A critical factor in achieving profitable yields of non-cereals within low rainfall environments is early sowing (Siddique et al. 1999) to provide some growth before the cold of winter and a platform for rapid spring growth prior to soil water deficits which invariably limit grain yield (O'Connell et al. 2002). Penalties for delayed sowing are suggested to be 14 kg/ha, for each day sowing is delayed in canola (Farre et al. 2001), and 13.3 kg/ha for field pea for each day sowing is delayed past the break (Pritchard and Carpenter 1993). One possibility to assist in early sowing is to dry sow such that crops emerge at the earliest possible break. Another advantage of dry sowing is that sowing of non-cereals will be completed prior to cereal sowing which will remain the highest priority for farmers once the season breaks. Our analysis in Table 2 indicates that the greatest opportunities for early dry sowing are at Balranald, Merredin and Walpeup where there is a >25% probability of a seasonal break (Σ25mm ≤3 days) by the first week of May (Table 2). By June 7 the probability of such a rainfall event does not significantly increase for most sites, indicating that a later break is no more likely. However, at Minnipa the probability of a clear seasonal break (Σ 25mm ≤3 days) increases to 36% in June but this may be too late for grain legume and oilseed sowing (Sadras et al. 2003). In low rainfall Western Australia, Σ 15mm over 5 days from April 15 is considered sufficient to sow lupins (Farre et al. 2003) and for cereal sowing on the Eyre Peninsula in South Australia 10mm rain over 3 days (Coventry et al. 1998) after April 20 may constitute a break and so our analysis in Table 2 may be conservative.

Figure 1 Rainfall:yield relationships for selected crops and sites.

Figure 2 Indicative yield probabilities for wheat, canola and field peas at Minnipa.

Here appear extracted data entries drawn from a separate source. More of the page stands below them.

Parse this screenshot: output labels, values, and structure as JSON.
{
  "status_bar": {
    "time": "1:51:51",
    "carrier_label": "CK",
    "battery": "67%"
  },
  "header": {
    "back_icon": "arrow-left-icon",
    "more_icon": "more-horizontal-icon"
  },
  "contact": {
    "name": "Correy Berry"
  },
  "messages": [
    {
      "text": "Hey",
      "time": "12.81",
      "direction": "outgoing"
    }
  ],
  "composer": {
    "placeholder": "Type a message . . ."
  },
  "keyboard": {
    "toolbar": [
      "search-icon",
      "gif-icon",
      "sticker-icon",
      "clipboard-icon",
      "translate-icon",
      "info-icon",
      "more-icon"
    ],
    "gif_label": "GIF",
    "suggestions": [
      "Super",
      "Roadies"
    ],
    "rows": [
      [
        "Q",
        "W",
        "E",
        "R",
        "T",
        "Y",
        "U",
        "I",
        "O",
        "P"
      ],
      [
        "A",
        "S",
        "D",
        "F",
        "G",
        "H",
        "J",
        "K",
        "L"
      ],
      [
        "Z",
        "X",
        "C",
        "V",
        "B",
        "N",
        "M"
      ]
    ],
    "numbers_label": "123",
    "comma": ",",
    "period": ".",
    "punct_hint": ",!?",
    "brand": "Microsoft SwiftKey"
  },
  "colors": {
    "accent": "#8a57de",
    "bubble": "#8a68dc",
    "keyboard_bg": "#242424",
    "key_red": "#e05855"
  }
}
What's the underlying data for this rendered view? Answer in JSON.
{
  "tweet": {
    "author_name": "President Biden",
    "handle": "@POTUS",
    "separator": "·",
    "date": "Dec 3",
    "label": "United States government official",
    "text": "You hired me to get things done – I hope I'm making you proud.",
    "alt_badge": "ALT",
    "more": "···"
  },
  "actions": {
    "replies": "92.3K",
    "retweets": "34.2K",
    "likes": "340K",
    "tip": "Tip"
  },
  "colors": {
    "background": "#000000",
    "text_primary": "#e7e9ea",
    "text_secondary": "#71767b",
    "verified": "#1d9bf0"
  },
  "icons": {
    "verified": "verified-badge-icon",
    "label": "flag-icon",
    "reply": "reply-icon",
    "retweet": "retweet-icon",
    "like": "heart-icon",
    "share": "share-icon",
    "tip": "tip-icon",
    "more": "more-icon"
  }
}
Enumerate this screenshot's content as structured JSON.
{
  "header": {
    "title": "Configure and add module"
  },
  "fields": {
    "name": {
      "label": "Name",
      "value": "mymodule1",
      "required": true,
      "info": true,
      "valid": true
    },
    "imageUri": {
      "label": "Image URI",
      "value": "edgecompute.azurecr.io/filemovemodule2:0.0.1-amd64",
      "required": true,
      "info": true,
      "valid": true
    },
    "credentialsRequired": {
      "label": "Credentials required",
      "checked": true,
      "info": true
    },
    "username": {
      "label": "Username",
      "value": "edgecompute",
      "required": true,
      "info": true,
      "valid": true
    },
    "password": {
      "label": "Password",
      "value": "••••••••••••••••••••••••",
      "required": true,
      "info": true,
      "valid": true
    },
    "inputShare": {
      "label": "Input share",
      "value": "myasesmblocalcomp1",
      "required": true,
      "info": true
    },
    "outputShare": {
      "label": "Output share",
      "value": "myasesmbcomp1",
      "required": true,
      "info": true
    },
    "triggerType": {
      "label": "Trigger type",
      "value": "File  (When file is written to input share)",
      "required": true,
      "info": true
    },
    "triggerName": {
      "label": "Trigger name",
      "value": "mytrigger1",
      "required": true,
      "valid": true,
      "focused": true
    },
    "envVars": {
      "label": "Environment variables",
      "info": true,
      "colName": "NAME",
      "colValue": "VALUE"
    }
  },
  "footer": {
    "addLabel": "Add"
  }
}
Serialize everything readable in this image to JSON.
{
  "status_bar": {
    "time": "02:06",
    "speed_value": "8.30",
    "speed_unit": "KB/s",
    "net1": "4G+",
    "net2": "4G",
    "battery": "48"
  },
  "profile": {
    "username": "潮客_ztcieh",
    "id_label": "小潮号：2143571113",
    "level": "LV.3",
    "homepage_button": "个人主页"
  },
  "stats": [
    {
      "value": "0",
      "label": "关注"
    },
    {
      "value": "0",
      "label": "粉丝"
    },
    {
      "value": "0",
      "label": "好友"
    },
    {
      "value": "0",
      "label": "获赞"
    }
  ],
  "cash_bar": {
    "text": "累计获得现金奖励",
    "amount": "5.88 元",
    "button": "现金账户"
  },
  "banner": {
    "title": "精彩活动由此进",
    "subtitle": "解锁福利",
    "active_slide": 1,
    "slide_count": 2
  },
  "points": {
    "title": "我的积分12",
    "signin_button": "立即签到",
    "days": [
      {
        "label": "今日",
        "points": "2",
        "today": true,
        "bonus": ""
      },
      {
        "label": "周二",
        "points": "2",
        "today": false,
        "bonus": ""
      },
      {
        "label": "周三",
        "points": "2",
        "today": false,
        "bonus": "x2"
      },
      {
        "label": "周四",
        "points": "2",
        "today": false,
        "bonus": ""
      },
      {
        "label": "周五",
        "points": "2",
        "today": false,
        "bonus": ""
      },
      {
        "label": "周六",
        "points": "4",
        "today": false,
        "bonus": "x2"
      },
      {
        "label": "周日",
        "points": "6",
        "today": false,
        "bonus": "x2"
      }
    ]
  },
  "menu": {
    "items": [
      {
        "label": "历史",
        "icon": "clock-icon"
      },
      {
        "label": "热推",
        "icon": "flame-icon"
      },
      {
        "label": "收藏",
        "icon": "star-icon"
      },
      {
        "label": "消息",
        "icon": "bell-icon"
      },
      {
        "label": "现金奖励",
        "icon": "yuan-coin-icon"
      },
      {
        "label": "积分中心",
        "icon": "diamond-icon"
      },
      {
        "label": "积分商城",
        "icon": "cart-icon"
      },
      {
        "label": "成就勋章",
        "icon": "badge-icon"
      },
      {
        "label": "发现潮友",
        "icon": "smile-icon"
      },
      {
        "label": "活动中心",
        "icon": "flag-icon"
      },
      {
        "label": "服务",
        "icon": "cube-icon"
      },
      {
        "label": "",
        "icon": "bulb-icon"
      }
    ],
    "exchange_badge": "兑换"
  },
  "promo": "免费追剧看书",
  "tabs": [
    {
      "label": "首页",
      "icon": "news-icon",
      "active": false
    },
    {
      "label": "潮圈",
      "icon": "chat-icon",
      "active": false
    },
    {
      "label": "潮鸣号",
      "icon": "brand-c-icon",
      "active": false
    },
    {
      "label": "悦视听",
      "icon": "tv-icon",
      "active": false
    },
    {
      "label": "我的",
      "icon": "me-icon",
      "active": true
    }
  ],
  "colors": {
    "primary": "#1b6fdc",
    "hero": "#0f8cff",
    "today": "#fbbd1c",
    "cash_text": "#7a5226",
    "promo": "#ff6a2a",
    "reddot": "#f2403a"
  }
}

To increase the likelihood of a return on the investment in the lowest rainfall years multi-purpose (grain, fodder and graze) species such as vetch and other Vicia species provide further options by providing animal feed when it is short supply and when low, non-profitable, grain yields are likely. Further opportunities for improving prospects for non-cereals include using smaller seeded species to reduce input costs, crop mixtures to reduce risk of complete failure and increase rotational benefit, and possibly developing self-regenerating grain legume crops to replace pasture systems. We are examining these in companion field studies.

Conclusion

The study has used simple relationships between rainfall and yield to improve our understanding of likely yields of non-cereals in low rainfall environments. Yields of ≥1 t/ha are unlikely for oilseeds and grain legumes at many sites across southern Australia where annual rainfall <350mm. As there is still a great need for suitable break crops novel options need to be contemplated. We intend to estimate gross margin probabilities for a range of non-cereal crops to ascertain which crops are more likely to be provide a return on investment. We hope to examine the potential of a number of strategic options that could be used in unpredictable, low rainfall environments, which growers might adapt to their farming enterprise depending on seasonal and critical management considerations.